Comment
French farmers must accept competition and climate concerns
Columnist Nabila Ramdani takes a closer look at agricultural privilege
Unions are again planning mass protests
Etienne Dormier/Shutterstock
To understand farmer privilege in France, you only have to note how agricultural workers who covered trespassers in liquid manure were treated over the summer.
The use of tractors and crop sprayers to attack squatters is illegal and, of course, extremely dangerous.
Yet farmers around Strasbourg thought nothing of deploying it against communities of Roma caravaners.
Rather than getting help and compensation, the travellers soon received court orders instructing them to move on, and to pay for any damage caused.
The farmers who sprayed them were, in contrast, largely treated as heroes, in line with the sanctity of La France Profonde – ‘The Deep France’ of Gallic agricultural romanticism.
Millions across the country can trace their roots to a small patch of arable land, and there is a widespread feeling that anyone who earns a living from the soil should be protected at all costs.
As with the seasons, change comes quickly, however, and the French government is certainly in the process of making rural life harder.
Falling incomes, mounting debts and increased bureaucratic burdens from Brussels are all contributing to a crisis within the EU’s largest agricultural producer.
That is why so many of the country’s 700,000-odd farmers are involved in near-constant action against President Emmanuel Macron’s administration.
The biggest agricultural unions have planned mass protests throughout the autumn, not least to express opposition to trade deals with foreign countries.

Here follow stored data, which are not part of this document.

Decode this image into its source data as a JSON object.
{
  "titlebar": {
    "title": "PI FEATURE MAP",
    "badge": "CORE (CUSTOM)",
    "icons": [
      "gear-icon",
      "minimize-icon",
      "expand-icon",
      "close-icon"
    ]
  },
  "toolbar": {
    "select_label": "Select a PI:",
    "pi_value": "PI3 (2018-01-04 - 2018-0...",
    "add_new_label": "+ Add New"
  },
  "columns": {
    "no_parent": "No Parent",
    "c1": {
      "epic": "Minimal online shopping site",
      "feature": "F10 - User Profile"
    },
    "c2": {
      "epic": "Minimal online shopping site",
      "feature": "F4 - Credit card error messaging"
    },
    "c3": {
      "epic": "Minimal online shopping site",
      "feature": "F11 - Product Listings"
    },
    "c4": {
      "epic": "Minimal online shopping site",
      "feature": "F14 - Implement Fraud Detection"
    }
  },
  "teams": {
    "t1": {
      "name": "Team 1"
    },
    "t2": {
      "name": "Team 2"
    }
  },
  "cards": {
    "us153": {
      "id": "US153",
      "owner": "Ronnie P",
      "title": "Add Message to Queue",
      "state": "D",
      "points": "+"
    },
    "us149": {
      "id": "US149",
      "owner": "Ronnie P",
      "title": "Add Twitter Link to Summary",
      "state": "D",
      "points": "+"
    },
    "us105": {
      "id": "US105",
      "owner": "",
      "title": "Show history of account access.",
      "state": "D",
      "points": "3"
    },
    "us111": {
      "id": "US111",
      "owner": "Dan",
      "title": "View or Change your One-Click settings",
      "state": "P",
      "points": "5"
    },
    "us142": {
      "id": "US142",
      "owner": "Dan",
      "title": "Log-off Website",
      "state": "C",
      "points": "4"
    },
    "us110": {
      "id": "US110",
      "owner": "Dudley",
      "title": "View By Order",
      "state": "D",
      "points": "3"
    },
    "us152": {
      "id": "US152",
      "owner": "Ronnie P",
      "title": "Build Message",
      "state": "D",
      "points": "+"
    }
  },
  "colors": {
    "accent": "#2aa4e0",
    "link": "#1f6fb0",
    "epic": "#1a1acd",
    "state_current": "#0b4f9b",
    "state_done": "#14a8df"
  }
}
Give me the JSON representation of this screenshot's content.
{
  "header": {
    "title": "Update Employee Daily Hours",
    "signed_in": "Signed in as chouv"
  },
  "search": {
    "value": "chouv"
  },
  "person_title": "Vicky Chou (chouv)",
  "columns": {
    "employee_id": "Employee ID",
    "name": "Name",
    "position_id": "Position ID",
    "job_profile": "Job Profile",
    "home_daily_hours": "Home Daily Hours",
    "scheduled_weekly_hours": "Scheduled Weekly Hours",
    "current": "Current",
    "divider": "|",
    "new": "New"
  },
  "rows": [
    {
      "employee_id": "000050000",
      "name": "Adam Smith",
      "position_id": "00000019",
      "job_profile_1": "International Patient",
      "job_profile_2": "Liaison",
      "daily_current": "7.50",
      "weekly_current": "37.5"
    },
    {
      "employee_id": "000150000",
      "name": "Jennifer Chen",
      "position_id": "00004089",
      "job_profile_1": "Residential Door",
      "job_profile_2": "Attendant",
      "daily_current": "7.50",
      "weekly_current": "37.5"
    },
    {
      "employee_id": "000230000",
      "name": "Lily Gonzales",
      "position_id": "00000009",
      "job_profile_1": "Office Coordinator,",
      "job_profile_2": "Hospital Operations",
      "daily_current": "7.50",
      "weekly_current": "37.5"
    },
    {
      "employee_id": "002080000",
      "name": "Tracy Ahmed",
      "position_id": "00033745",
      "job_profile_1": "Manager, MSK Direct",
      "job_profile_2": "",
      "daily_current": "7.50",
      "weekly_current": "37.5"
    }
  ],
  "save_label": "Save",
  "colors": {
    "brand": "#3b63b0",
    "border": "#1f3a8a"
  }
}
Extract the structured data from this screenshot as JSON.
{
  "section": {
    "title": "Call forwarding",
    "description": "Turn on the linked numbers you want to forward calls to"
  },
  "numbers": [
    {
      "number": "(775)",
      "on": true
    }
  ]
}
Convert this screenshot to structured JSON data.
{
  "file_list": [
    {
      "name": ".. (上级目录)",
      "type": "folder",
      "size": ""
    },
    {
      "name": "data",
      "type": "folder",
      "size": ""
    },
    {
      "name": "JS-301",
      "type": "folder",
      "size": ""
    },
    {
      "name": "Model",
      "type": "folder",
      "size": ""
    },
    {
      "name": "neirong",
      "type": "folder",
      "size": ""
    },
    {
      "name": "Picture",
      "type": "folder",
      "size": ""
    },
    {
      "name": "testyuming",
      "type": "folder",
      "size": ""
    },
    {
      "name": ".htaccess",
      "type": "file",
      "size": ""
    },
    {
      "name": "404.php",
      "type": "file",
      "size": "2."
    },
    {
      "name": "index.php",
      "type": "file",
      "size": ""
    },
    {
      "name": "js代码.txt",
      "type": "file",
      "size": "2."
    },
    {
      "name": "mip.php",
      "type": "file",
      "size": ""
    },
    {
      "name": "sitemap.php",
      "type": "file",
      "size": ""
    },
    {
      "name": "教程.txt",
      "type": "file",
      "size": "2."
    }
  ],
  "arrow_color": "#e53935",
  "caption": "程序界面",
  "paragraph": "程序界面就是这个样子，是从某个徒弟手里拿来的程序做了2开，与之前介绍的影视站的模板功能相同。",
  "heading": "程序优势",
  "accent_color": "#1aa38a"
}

This includes major protests on Friday, September 26.
They are particularly angry about the one between the EU and so-called Mercosur nations, which include Brazil and Uruguay.
The aim is to create a mammoth free trade area, covering more than 700 million consumers, while eliminating more than 90% of customs duties between Europe and South America.
With President Donald Trump’s America pushing up tariffs everywhere, it appears to make sense, except that French farmers fear overseas produce is less safe, and of far lower quality than their own.
Meanwhile, a determinedly environmental agenda in the West, as exemplified by the Paris Climate Agreement of 2015, is also angering farmers.
The scale and fury of farming demonstrations against such thinking became only too apparent last year when tractor drivers threatened to block Rungis, Paris’ principal wholesale food market.
“Let’s Starve Paris” became a particularly frightening rallying cry, pointing to growing extremism within an industry in which some 10,000 farms a year are being forced to close down.
Meanwhile, anti-globalist sentiment is being exploited by populist politicians who – against all the evidence – believe France can remain aloof from competition.
The far-right Rassemblement National (RN), in particular, believes in economic patriotism in every single field, including agriculture.
In the words of Jordan Bardella, the RN leader: “Our farmers must be competitive,” but not when “put in competition with products or sectors that do not respect any of our standards”.
More controversially still, Mr Bardella took advantage of the 2024 farmers’ protests to launch an offensive against “punitive ecology”.
He blasted “the restrictive standards adopted in France and Europe to restore biodiversity and reduce CO2 emissions”.
Such backward, highly irresponsible thinking might have been acceptable in a gentler world, when France was divided into millions of smallholdings, while drawing much of its cultural identity from jolly farmers in dark blue berets leading herds of happy cows.
Such caricatures are in grave danger today, however, because lofty myths can no longer sustain an industry that urgently needs to adapt to the modern world.